A Polícia Federal  investiga se o filho do ex-presidente Jair Bolsonaro, Carlos Bolsonaro, usava seus assessores para solicitar informações de forma ilegal de inquéritos contra a família, por meio da Abin. 

Em uma das mensagens obtidas pelos investigadores, apontada que assessora de Carlos Bolsonaro, Luciana Almeida, que entra em contato com Priscila Pereira e Silva, identificada como assessora do ex-diretor da Abin Alexandre Ramagem, para solicitar "ajuda " da "Abin paralela".

De acordo com a mensagem enviada pelo aplicativo WhatsApp, que faz parte do inquérito, a solicitação envolvia dados sobre as investigações contra Jair Bolsonaro e seus filhos.

“Bom diaaaa. Tudo bem? Estou precisando muito de uma ajuda. Delegada PF. Dra. Isabela Muniz Ferreira – Delegacia da PF Inquéritos Especiais Inquéritos: 73.630 / 73.637 (Envolvendo PR e 3 filhos).  Escrivão: Henry Basílio Moura", está escrita na mensagem. 

Conforme o relatório da PF, "destaca-se que conforme se depreende da IPJ 183071/2024 que a comunicação entre os investigados del.
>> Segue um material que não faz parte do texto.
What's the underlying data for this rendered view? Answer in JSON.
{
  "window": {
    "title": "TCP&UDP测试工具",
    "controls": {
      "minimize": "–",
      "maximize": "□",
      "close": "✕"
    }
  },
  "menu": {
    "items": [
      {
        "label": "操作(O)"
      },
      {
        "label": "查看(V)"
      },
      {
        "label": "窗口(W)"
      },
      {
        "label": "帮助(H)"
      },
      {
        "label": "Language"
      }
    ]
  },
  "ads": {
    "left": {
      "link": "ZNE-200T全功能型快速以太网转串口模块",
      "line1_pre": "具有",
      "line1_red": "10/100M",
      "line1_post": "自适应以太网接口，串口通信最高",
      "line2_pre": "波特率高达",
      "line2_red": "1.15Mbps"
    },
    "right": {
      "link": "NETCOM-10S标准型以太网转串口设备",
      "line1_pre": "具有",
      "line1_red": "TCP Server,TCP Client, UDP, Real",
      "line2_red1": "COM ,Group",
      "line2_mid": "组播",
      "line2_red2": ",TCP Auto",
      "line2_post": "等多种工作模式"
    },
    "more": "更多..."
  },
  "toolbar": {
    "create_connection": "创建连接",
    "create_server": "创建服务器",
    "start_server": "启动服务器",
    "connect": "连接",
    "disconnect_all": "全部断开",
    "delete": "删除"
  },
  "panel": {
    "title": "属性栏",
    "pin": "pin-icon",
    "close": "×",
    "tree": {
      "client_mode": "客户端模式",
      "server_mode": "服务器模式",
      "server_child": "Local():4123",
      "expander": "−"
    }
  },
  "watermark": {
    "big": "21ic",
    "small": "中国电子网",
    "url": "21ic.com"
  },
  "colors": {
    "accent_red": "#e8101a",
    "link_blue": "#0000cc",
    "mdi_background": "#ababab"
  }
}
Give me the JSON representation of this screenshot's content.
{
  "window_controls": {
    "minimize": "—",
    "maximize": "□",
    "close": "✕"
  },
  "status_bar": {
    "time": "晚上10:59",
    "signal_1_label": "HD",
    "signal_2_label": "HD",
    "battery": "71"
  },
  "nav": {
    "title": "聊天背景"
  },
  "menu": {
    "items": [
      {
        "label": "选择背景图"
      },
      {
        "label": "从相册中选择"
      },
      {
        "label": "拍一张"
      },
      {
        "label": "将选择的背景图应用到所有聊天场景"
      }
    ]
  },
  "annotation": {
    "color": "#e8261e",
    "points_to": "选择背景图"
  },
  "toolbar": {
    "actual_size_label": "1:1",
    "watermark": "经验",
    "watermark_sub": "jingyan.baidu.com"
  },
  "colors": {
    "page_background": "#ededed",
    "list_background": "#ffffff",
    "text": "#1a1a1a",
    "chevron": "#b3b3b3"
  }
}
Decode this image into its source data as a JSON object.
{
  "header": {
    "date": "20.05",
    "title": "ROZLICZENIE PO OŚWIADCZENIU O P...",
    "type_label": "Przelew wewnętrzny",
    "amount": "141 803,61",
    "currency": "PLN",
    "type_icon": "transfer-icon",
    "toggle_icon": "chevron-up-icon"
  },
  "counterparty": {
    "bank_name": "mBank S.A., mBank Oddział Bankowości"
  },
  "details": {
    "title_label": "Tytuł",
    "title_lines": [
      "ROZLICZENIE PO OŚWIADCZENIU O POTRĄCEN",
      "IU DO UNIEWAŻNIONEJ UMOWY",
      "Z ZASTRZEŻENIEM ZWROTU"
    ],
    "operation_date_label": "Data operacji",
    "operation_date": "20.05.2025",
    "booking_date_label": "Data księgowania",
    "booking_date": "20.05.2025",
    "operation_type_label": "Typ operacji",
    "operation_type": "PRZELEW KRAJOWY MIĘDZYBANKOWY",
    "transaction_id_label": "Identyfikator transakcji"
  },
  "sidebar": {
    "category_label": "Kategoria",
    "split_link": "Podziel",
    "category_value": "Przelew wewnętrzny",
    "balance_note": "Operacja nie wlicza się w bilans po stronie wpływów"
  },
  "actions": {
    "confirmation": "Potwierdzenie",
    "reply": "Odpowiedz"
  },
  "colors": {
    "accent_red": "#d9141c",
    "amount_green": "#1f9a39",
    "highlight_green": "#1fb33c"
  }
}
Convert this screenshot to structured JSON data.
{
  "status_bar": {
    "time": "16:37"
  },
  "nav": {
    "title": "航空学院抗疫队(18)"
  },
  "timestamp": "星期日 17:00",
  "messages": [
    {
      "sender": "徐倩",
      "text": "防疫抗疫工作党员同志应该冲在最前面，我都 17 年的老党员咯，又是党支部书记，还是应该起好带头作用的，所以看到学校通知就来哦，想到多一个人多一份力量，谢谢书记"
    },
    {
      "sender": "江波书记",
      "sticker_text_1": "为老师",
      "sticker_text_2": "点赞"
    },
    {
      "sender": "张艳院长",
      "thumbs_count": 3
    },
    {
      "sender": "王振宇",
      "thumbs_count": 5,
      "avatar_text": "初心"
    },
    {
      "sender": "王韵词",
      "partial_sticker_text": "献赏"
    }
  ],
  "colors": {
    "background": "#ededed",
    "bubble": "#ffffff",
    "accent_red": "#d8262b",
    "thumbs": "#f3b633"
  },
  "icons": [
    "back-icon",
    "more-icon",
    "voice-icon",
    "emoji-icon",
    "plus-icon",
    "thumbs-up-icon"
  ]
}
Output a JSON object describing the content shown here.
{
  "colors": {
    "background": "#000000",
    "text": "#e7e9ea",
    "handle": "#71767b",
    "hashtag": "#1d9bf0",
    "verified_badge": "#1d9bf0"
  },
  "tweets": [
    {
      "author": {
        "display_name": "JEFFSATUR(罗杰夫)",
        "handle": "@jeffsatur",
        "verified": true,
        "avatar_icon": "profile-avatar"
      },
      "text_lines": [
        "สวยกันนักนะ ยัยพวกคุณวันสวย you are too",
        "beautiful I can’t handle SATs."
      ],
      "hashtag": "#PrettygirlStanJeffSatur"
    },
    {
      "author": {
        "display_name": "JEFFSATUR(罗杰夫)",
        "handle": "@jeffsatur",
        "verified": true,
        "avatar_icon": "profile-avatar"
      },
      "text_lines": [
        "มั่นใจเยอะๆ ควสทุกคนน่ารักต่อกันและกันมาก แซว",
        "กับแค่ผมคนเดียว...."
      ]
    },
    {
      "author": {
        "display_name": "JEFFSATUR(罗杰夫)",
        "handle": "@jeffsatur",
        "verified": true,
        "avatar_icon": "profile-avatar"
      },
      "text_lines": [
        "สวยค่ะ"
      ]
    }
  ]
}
Alexandre Ramagem e Carlos Bolsonaro se dá precipuamente por meio de seus respectivos assessores”.

O ministro Alexandre de Moraes, do Supremo Tribunal Federal (STF), durante a decisão que autorizou as buscas e apreensões contra Carlos Bolsonaro e os demais envolvidos na investigação, argumentou que as provas obtidas até o momento demonstram a existência de uma "organização criminosa" para realizar ações clandestinas na Abin.

"Os elementos de prova colhidos até o momento indicam, de maneira significativa, que a organização criminosa infiltrada na Abin também se valeu de métodos ilegais para a realização de ações clandestinas direcionadas contra pessoas ideologicamente qualificadas como opositoras, bem como para fiscalizar indevidamente o andamento de investigações em face de aliados políticos", escreveu Moraes.

Na última quinta-feira (21), o ministro Moraes também autorizou buscas contra o deputado federal Alexandre Ramagem (PL-RJ), ex-diretor-geral da Abin durante o governo de Jair Bolsonaro.

De acordo com o processo, Ramagem, policiais e delegados da PF que estavam cedidos para a Abin, além de servidores do órgão, teriam participado de uma organização criminosa para monitorar ilegalmente autoridades públicas. 

Defesa 

O presidente Jair Bolsonaro e os advogados de Carlos confirmaram que o ele prestará o depoimento agendado na Polícia Federal. Não sendo divulgado a data ainda.